We all liked the boys’ new endo. Impressions: down to earth, smart, patient, good listener, not a showboat, attitude-free. That’s a relief. Also she is from Yale, and seemed to maybe know something about Tab’s experimental drug (or placebo).

Other things:

  1. It was my first time signing in two d-kids at once. Check it out: I’m two-thirds of a Meri or TinaWe went into an exam room together, and did most of the talking portion together, focusing on one boy at a time, and then Tab and I sat in an empty exam room while Bubs got a physical, and then Tab and Bubs traded places while I stared at a bouquet of extremely long (18″?) cotton swabs and wondered what orifice on a human could accommodate such a long swab, and on a casual enough basis that the swabs were not even individually wrapped.
  2. Prior to the appointment, we had postulated that the new endo would say Tab did not need to return to her office until things got worse. She did not say this. But she did use phrases like, “When you get it for real…” and “If it progresses…” (So do you think it might not progress?) “Well, I wouldn’t say that, but we don’t know what the effect of the experimental drug he had will be, so who knows? Maybe if he hadn’t had that drug, he’d have diabetes by now.” Tab likes to be considered to not have diabetes. He liked her phrases.
  3. In the end, only Bubs got lab slips for the annual d-bloodwork. Is there a lab slip for my other son? I asked the receptionist, who hands out the lab slips. She checked with the endo and relayed the response, “Tab doesn’t need labs, only Bubs.”(Shouldn’t Tab at least get labs for celiac/Hashimoto’s, like any other autoimmune-ish person? <—need to ask.)
  4. In the end, both boys are scheduled to return in three months. Why Tab, since he’s not even d-enough to require labs, and we can/do monitor his BG at home? (<—need to ask.)
  5. When we went to TrialNet in August, Tab’s A1c was 6.2. This week at the endo, it was 6.0. Our new endo said diabetes is 6.5+; 6.0-6.4 is a gray area; under 6 is not diabetes. I mean, I think I heard her say that, but can’t believe she might really think that is true, so I must be mistaken. Or TrialNet is mistaken**.
  6. Bubs’s A1c this week was 6.2, which was teensily higher than it has been in recent years, but we are still doing our best. The new endo seems to have the philosophy of emotionless numbers. She did comment that 6.2 is under 7.5, and therefore is meeting The Goal. She also acknowledged that it takes a lot of effort to have a 6.2. But she did not throw glitter or turn on a disco ball, which is basically what our previous endo would do, which, frankly, I loved.

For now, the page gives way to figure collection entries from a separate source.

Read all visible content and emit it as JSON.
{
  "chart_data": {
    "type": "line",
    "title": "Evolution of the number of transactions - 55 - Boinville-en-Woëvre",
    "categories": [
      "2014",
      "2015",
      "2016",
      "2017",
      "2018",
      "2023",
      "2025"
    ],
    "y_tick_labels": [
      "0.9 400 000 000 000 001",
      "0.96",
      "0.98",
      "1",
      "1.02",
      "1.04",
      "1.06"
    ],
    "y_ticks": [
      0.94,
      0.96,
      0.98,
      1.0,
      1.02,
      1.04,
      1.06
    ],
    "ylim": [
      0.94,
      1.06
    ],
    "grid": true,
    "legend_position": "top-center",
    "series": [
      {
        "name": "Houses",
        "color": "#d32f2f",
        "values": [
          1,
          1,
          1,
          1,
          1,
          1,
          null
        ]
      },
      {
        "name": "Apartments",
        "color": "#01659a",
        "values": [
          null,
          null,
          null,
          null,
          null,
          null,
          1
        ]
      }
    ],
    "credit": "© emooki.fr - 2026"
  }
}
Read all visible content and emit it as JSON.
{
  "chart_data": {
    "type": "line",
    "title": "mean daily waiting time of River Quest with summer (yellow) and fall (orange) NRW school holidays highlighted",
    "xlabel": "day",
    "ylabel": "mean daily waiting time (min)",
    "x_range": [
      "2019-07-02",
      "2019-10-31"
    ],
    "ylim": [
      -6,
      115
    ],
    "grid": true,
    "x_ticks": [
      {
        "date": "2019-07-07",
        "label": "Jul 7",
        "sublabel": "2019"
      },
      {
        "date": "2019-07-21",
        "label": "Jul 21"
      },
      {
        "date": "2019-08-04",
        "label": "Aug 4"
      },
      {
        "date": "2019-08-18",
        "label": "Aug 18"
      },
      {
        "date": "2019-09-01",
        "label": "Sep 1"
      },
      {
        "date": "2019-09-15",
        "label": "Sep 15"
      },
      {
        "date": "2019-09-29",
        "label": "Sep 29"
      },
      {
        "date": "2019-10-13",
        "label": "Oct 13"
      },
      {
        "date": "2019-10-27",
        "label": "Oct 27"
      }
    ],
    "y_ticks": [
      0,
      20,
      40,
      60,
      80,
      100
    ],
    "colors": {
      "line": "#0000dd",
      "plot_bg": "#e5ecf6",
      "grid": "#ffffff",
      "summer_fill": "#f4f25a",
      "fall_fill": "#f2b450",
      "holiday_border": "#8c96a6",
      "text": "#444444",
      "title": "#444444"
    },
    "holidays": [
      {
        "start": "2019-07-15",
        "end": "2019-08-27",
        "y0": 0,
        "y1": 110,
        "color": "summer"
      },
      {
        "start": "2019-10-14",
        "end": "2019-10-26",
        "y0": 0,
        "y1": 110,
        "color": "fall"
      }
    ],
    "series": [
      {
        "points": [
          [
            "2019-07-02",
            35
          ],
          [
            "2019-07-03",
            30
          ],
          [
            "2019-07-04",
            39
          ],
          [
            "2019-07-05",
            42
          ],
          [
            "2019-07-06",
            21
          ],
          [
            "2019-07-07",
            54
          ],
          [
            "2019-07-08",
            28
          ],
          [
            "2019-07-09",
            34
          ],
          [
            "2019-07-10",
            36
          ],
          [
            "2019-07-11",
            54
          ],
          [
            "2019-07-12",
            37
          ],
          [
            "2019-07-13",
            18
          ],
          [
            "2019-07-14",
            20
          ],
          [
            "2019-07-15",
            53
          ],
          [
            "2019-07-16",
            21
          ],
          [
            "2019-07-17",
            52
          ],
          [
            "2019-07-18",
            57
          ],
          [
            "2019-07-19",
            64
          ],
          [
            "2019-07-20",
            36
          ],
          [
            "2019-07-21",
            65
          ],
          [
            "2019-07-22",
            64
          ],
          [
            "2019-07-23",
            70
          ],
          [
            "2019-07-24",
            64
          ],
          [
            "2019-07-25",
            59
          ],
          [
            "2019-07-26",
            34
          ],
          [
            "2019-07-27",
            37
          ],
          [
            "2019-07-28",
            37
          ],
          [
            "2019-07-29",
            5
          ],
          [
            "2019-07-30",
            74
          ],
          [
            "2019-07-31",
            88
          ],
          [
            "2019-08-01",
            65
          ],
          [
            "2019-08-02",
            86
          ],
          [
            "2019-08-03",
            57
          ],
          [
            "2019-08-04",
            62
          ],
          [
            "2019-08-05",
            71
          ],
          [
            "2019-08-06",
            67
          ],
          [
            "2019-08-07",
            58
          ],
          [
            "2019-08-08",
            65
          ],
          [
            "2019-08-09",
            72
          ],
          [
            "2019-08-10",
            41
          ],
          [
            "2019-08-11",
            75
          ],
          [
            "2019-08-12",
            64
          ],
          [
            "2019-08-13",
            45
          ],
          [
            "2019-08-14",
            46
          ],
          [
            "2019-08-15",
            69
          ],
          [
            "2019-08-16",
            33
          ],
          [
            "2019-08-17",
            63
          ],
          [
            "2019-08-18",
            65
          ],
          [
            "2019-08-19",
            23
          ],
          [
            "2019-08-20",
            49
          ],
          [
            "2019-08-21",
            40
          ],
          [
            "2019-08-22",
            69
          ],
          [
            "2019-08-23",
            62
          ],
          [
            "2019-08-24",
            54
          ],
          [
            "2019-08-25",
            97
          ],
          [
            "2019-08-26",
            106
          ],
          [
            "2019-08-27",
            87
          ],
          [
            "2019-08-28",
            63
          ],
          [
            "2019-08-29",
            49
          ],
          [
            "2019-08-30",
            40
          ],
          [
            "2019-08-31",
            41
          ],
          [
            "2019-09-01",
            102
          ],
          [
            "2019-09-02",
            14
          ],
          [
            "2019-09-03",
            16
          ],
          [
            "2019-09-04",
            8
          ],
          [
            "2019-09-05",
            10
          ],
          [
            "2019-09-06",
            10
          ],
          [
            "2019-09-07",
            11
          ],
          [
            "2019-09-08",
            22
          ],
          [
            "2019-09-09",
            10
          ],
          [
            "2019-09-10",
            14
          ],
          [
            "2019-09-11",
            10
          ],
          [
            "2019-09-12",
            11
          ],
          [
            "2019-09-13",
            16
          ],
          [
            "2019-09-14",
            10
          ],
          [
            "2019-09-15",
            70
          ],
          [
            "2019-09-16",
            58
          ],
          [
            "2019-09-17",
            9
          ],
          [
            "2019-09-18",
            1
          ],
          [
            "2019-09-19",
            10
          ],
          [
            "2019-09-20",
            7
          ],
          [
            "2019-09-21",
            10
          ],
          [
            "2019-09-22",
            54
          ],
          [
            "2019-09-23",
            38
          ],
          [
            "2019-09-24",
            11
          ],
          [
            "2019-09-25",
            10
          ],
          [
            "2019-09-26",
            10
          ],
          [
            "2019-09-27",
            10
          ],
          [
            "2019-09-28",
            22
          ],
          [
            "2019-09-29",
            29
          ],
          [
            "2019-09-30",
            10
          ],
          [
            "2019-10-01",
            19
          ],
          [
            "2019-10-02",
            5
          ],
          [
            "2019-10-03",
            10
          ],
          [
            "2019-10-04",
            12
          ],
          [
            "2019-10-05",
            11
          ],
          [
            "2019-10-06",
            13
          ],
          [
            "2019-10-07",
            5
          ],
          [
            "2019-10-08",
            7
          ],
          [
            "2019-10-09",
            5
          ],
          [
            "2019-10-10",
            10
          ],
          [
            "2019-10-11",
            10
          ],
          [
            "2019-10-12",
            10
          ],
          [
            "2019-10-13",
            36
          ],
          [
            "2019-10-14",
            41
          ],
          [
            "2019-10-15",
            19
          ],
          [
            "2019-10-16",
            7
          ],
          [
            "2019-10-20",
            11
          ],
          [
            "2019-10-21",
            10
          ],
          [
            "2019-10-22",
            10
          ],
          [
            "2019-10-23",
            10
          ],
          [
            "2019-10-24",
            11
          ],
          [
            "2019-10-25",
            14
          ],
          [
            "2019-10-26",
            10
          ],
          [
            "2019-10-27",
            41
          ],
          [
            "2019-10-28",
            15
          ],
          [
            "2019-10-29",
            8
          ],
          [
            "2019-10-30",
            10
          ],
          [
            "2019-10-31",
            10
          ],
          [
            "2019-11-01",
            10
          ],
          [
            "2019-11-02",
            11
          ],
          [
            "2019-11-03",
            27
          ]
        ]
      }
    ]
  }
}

**What is Type 1 diabetes?

TRIALNET: presence of autoantibodies + person has blood glucose of >200 mg/dL on two consecutive oral glucose tolerance tests.

WORKADAY PEDIATRIC ENDOCRINOLOGY: this remains unclear to me

EVERYWHERE ELSE: presence of autoantibodies + person dies without exogenous insulin.




  1. Scott E · September 5, 2016

    New endo sounds a bit cold and methodical to me. Not necessarily bad, but very textbook-ish (perhaps this is mandated by insurance regulations?). I had an endo like that once.

    Personally, I don’t want glitter and disco balls and emotion at my doctor appointments. My A1c “revelations” (an odd term, since LabCorp now tells me before I even get to the doctor) are very low-key and non-dramatic (nor is any element of judgment in its delivery) An X.2 and an X.5 are essentially the same to my doctor, unless they’re part of a trend that is followed by X.8, X+1.1… (sorry about the algebra; I just don’t disclose my own A1cs).

    That said, I like how my endo’s thought process works; and this is what concerns me about yours. First visit is a “feeling-out” stage, but beyond that I would ask questions about “do you think…” or “in your experience…” Stuff that isn’t answered in textbooks. That’s where the doctors really get to prove their value beyond their prescription-writing privileges.


  2. skchrisman · September 5, 2016

    I read this, and think it must be maddening to be in the strange world of “wait and see”. Relief. Questions. Time. Hope.


  3. Beeko · September 5, 2016

    Thank you x a million for continuing to write here about these things.


  4. Dee Hero · September 8, 2016

    Finding a good endo is like finding a good mechanic…it’s great if they know all the parts, but it’s better if they understand how you drive.